RE: Libpq support to connect to standby server as priority

From: "Smith, Peter" <peters(at)fast(dot)au(dot)fujitsu(dot)com>
To: Greg Nancarrow <gregn4422(at)gmail(dot)com>
Cc: David Steele <david(at)pgmasters(dot)net>, "Tsunakawa, Takayuki" <tsunakawa(dot)takay(at)fujitsu(dot)com>, Alvaro Herrera <alvherre(at)2ndquadrant(dot)com>, Haribabu Kommi <kommi(dot)haribabu(at)gmail(dot)com>, Robert Haas <robertmhaas(at)gmail(dot)com>, Laurenz Albe <laurenz(dot)albe(at)cybertec(dot)at>, Tom Lane <tgl(at)sss(dot)pgh(dot)pa(dot)us>, Dave Cramer <pg(at)fastcrypt(dot)com>, Jing Wang <jingwangian(at)gmail(dot)com>, PostgreSQL-development <pgsql-hackers(at)postgresql(dot)org>, Elvis Pranskevichus <elprans(at)gmail(dot)com>
Subject: RE: Libpq support to connect to standby server as priority
Date: 2020-08-11 01:38:08
Message-ID: f6daf26354054924998670cf03770352@G06AUEXCASMHB04.g06.fujitsu.local
Views: Raw Message | Whole Thread | Download mbox | Resend email
Thread:
Lists: pgsql-hackers

Hi Greg,

I have spent some time reading this discussion thread, and doing a code review of the latest (v17-0001) patch.

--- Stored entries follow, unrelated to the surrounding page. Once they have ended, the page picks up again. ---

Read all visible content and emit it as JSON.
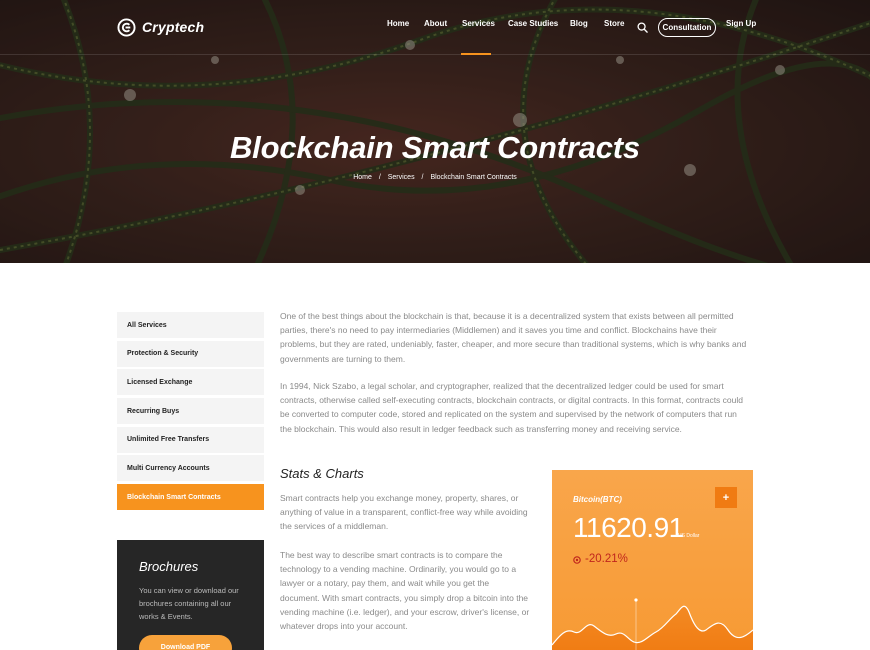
{
  "brand": {
    "name": "Cryptech",
    "logo_icon": "c-circle-logo-icon"
  },
  "nav": {
    "items": [
      "Home",
      "About",
      "Services",
      "Case Studies",
      "Blog",
      "Store"
    ],
    "active": "Services",
    "consultation_label": "Consultation",
    "signup_label": "Sign Up",
    "search_icon": "search-icon"
  },
  "hero": {
    "title": "Blockchain Smart Contracts",
    "breadcrumb": [
      "Home",
      "Services",
      "Blockchain Smart Contracts"
    ],
    "separator": "/"
  },
  "sidebar": {
    "items": [
      "All Services",
      "Protection & Security",
      "Licensed Exchange",
      "Recurring Buys",
      "Unlimited Free Transfers",
      "Multi Currency Accounts",
      "Blockchain Smart Contracts"
    ],
    "active": "Blockchain Smart Contracts"
  },
  "brochure": {
    "title": "Brochures",
    "text": "You can view or download our brochures containing all our works & Events.",
    "button_label": "Download PDF"
  },
  "content": {
    "paragraph1": "One of the best things about the blockchain is that, because it is a decentralized system that exists between all permitted parties, there's no need to pay intermediaries (Middlemen) and it saves you time and conflict. Blockchains have their problems, but they are rated, undeniably, faster, cheaper, and more secure than traditional systems, which is why banks and governments are turning to them.",
    "paragraph2": "In 1994, Nick Szabo, a legal scholar, and cryptographer, realized that the decentralized ledger could be used for smart contracts, otherwise called self-executing contracts, blockchain contracts, or digital contracts. In this format, contracts could be converted to computer code, stored and replicated on the system and supervised by the network of computers that run the blockchain. This would also result in ledger feedback such as transferring money and receiving service.",
    "stats_title": "Stats & Charts",
    "paragraph3": "Smart contracts help you exchange money, property, shares, or anything of value in a transparent, conflict-free way while avoiding the services of a middleman.",
    "paragraph4": "The best way to describe smart contracts is to compare the technology to a vending machine. Ordinarily, you would go to a lawyer or a notary, pay them, and wait while you get the document. With smart contracts, you simply drop a bitcoin into the vending machine (i.e. ledger), and your escrow, driver's license, or whatever drops into your account."
  },
  "btc_card": {
    "name": "Bitcoin(BTC)",
    "price": "11620.91",
    "unit": "US Dollar",
    "change": "-20.21%",
    "plus_label": "+",
    "colors": {
      "card": "#f79a34",
      "accent": "#f07b12",
      "negative": "#c0261d"
    }
  },
  "colors": {
    "accent": "#f7931e",
    "sidebar_bg": "#f4f4f4",
    "brochure_bg": "#262626"
  }
}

Below are my review comments; some are trivial, others not so much.

====

GENERAL COMMENT 1 ("any")

"any" should be included as valid option for target_server_type.

IIUC target_server_type was added mostly to have better alignment with JDBC options.
Both Vladimir [1] and Dave [2] already said that JDBC does have an "any" option.
[1] - https://www.postgresql.org/message-id/CAB%3DJe-FwOVE%3D8gR1UDDZRnWZR65fRG40e8zW_U_6mnUqbce68g%40mail.gmail.com
[2] - https://www.postgresql.org/message-id/CADK3HHJ9316ji7L-97cJBY%3Dwp4E3ddPMn8XdkNz6j8d9u0OhmQ%40mail.gmail.com

Furthermore, the fe-connect.c function makeEmptyPGConn sets default:
+ conn->requested_server_type = SERVER_TYPE_ANY;
This means the default type of target_server_type is "any".
Since this is default, it should also be possible to assign the same value to explicitly.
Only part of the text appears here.